When people visit me, I like to show them the many different sides of the city. Los Angeles is so diverse and every area has something special to offer. I would take my friends to must-see sights like the Griffith Observatory, Getty Museum, and the Santa Monica pier, but also throw in gems like Amoeba Hollywood and vintage shops. I would show them around East LA to check out some of the many murals that showcase Mexican culture, down Sunset Blvd in Silver Lake, Melrose Blvd in West Hollywood, Abbot Kinney in Venice, and shopping down Ventura Blvd in Studio City and Sherman Oaks. Before the pandemic, I would definitely take them to a concert at an iconic venue like The Troubadour as well. Food wise, I would take them to Grand Central Market, Monty’s Good Burger, Aroma Coffee, and, since I’m a matcha addict, Midori Matcha in Little Tokyo.
The Shoutout series is all about recognizing that our success and where we are in life is at least somewhat thanks to the efforts, support, mentorship, love and encouragement of others. So is there someone that you want to dedicate your shoutout to?
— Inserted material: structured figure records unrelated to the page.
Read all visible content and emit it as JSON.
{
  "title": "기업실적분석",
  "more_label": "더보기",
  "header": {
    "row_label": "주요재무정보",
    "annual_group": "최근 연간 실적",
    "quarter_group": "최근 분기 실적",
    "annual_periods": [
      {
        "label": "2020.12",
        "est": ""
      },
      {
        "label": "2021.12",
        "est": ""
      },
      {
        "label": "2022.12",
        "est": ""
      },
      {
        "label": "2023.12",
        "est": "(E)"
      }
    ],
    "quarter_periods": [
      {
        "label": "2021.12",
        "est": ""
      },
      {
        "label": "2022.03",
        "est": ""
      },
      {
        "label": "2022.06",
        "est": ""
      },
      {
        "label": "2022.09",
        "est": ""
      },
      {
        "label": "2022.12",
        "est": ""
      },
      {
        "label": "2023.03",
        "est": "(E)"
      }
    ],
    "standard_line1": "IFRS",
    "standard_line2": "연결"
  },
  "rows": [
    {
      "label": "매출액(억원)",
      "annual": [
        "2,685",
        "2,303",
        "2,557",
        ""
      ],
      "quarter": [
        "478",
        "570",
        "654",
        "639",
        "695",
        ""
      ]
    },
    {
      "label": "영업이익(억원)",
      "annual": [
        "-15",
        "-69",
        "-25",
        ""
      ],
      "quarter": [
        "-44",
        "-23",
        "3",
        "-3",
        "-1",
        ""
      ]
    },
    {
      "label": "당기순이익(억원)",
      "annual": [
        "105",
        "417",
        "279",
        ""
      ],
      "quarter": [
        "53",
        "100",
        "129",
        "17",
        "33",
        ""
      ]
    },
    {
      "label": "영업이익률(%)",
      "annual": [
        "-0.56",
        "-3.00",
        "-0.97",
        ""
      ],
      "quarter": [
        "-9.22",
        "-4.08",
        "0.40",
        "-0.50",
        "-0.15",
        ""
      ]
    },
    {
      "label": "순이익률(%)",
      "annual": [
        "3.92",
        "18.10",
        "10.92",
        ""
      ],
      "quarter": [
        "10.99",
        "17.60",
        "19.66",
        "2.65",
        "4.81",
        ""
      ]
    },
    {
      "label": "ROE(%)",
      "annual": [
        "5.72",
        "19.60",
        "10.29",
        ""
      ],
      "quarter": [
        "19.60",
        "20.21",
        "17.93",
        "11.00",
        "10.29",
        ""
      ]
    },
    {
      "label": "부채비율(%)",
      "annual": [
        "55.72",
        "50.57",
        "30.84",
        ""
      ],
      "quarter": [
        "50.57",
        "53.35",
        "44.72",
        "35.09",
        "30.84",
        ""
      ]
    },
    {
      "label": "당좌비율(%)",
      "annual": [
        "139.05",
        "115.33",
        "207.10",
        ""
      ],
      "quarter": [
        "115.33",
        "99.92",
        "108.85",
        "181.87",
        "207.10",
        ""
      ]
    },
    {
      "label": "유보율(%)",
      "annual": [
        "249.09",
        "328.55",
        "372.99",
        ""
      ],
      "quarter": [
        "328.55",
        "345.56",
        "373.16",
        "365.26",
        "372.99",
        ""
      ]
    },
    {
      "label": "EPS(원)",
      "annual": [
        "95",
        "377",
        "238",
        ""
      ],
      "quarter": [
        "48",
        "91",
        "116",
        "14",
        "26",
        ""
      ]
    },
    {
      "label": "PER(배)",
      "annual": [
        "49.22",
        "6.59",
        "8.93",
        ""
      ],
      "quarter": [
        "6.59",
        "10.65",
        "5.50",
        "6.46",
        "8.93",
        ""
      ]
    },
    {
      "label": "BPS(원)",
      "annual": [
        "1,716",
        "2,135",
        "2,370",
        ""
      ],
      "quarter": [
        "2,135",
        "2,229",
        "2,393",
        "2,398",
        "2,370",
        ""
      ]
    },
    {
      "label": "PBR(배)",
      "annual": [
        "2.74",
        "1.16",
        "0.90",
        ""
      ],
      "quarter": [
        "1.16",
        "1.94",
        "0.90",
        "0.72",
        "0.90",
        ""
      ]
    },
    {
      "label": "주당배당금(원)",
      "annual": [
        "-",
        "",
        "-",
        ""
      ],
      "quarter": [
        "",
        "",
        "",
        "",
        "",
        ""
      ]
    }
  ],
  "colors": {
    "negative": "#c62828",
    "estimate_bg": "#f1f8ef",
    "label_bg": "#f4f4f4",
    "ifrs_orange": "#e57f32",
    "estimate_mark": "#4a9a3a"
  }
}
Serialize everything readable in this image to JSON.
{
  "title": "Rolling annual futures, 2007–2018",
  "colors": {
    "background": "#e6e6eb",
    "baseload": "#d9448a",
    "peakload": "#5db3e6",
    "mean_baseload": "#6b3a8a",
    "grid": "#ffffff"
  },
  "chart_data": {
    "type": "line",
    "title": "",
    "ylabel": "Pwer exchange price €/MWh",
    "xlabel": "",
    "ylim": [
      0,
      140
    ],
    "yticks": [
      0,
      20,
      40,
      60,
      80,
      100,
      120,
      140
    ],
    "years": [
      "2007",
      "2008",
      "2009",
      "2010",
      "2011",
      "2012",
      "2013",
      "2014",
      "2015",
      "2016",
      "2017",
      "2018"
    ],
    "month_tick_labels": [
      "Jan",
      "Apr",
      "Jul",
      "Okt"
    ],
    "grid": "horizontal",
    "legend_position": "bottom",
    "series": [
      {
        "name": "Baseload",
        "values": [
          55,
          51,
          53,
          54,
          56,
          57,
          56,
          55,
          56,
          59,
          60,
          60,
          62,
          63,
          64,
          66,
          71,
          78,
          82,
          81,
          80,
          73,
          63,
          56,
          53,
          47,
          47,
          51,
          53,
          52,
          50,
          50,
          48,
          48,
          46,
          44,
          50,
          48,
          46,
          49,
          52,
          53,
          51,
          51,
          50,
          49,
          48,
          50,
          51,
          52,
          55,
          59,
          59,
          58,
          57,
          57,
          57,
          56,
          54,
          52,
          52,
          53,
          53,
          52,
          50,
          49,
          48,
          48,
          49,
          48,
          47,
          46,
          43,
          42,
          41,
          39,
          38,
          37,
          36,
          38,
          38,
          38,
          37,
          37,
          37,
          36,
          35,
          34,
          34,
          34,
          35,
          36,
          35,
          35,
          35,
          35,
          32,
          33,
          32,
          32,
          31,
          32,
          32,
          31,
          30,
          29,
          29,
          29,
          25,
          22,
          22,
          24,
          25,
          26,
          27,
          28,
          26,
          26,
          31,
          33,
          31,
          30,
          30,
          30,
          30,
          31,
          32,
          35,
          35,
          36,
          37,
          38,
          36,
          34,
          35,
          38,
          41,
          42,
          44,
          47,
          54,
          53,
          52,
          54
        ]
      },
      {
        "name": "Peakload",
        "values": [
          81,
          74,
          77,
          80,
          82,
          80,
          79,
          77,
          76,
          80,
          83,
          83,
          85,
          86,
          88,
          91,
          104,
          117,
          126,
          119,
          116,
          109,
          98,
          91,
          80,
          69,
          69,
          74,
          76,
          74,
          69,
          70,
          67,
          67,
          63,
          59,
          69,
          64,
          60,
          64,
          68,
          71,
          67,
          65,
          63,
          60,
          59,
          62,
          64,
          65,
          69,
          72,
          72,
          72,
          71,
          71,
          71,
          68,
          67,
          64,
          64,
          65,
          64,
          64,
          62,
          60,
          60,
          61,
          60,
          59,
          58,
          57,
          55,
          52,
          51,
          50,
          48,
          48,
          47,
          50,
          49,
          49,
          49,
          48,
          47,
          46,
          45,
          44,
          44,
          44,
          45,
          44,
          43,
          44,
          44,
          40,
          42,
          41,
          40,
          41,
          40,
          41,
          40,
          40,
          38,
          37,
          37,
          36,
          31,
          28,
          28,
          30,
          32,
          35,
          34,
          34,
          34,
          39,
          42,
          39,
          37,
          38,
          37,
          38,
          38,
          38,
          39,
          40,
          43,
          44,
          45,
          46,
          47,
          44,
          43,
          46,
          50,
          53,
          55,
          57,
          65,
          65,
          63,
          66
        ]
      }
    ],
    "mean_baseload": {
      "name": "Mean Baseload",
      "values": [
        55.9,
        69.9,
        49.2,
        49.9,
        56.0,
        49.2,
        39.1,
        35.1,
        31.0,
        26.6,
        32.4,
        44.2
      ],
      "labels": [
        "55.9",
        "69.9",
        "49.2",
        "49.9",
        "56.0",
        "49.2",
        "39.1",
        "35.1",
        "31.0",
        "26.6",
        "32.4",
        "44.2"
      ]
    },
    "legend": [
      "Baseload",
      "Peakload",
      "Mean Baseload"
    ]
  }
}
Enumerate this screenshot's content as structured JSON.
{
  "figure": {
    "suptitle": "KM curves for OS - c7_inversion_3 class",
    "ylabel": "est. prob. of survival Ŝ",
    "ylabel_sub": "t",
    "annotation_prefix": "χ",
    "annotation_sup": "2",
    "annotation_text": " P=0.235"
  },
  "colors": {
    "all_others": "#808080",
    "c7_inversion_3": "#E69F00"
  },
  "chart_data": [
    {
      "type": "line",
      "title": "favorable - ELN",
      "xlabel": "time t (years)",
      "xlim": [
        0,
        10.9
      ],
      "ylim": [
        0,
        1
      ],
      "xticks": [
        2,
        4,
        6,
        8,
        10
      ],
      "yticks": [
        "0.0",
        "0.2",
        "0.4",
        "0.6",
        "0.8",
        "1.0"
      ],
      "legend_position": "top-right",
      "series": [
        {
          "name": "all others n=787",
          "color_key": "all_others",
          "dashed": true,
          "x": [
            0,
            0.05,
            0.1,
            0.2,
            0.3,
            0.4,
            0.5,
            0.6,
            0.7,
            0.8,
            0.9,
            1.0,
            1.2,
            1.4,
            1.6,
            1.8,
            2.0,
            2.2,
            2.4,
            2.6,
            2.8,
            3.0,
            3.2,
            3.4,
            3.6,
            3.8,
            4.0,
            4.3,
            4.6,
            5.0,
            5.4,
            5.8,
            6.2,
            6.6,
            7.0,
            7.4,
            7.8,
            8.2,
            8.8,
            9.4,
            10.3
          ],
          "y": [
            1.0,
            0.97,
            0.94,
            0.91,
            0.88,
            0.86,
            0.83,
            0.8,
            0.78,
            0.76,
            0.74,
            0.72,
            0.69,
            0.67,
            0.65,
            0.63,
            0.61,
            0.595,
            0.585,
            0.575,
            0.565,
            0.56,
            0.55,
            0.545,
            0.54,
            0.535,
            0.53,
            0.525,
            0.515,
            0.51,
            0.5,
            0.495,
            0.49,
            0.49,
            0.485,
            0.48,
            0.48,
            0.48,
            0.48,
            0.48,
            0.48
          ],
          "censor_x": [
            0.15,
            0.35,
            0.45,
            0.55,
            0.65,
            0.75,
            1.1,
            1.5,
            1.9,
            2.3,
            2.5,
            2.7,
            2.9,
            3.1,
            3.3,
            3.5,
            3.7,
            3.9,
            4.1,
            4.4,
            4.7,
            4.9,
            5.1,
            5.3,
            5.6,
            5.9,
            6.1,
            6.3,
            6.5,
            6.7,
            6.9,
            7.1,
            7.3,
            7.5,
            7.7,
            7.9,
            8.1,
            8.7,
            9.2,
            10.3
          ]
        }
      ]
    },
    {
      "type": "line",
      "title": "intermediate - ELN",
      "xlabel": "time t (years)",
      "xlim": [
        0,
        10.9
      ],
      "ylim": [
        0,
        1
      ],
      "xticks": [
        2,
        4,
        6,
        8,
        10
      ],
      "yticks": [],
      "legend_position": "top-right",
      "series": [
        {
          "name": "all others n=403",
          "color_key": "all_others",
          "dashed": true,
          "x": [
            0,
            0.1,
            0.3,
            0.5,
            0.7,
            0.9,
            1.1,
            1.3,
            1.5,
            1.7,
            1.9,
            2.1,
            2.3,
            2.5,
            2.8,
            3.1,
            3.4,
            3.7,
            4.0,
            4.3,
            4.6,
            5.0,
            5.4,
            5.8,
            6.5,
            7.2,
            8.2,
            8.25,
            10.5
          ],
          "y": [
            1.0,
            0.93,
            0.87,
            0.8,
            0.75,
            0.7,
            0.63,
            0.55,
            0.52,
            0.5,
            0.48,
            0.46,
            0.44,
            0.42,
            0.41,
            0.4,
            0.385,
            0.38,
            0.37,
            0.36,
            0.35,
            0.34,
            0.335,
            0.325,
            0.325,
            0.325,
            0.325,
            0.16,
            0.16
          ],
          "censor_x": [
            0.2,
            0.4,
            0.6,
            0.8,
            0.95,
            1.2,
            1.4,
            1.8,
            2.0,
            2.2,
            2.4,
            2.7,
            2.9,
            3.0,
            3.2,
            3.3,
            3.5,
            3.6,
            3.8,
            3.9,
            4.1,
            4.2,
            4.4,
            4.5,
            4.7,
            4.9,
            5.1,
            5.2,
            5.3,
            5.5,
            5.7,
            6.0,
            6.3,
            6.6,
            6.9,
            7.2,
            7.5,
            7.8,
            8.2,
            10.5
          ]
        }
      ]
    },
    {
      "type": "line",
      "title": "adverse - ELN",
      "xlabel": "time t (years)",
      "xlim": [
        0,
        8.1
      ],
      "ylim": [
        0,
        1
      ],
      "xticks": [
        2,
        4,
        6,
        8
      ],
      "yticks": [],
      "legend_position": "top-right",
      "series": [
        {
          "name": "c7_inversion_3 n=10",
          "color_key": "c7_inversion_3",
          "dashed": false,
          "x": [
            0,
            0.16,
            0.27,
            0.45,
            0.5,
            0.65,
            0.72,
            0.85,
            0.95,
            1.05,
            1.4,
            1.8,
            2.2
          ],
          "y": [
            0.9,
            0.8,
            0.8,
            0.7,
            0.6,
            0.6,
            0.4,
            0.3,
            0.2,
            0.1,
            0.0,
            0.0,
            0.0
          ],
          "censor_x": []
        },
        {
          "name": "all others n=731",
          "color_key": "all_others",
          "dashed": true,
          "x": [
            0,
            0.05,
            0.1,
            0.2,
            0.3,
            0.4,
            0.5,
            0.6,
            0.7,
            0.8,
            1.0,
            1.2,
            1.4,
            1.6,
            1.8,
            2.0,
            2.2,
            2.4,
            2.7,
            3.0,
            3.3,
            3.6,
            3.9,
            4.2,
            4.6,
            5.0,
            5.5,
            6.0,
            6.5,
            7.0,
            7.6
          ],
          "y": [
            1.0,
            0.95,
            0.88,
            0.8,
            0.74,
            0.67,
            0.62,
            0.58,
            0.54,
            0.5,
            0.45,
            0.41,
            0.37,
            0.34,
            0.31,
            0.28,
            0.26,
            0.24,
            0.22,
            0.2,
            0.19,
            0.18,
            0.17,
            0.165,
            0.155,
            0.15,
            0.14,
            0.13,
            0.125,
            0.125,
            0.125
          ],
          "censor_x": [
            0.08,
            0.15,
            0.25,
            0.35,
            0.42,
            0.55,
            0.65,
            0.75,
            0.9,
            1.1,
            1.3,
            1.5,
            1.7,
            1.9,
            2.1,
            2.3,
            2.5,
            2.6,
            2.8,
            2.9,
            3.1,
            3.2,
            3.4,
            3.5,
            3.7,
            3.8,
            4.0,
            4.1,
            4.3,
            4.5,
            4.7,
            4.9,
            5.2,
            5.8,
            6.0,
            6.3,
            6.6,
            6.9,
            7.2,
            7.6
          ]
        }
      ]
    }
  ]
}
I want to dedicate my shoutout to anyone that has given me an opportunity to perform, learn and grow besides them. I am grateful to my college professors who provided me with a wealth of knowledge that prepared me to be a professional, healthy and creative dancer. The friends I have made in Los Angeles that take class alongst me all the time have pushed me to be my best and work hard every day. And I cannot thank the choreographers who have inspired me and supported me since I moved here, including Heidi Duckler, Jose ‘Boy Boi’ Tena, Megan Lawson, Jillian Meyers, Mary Ann Chavez, and Will Bell.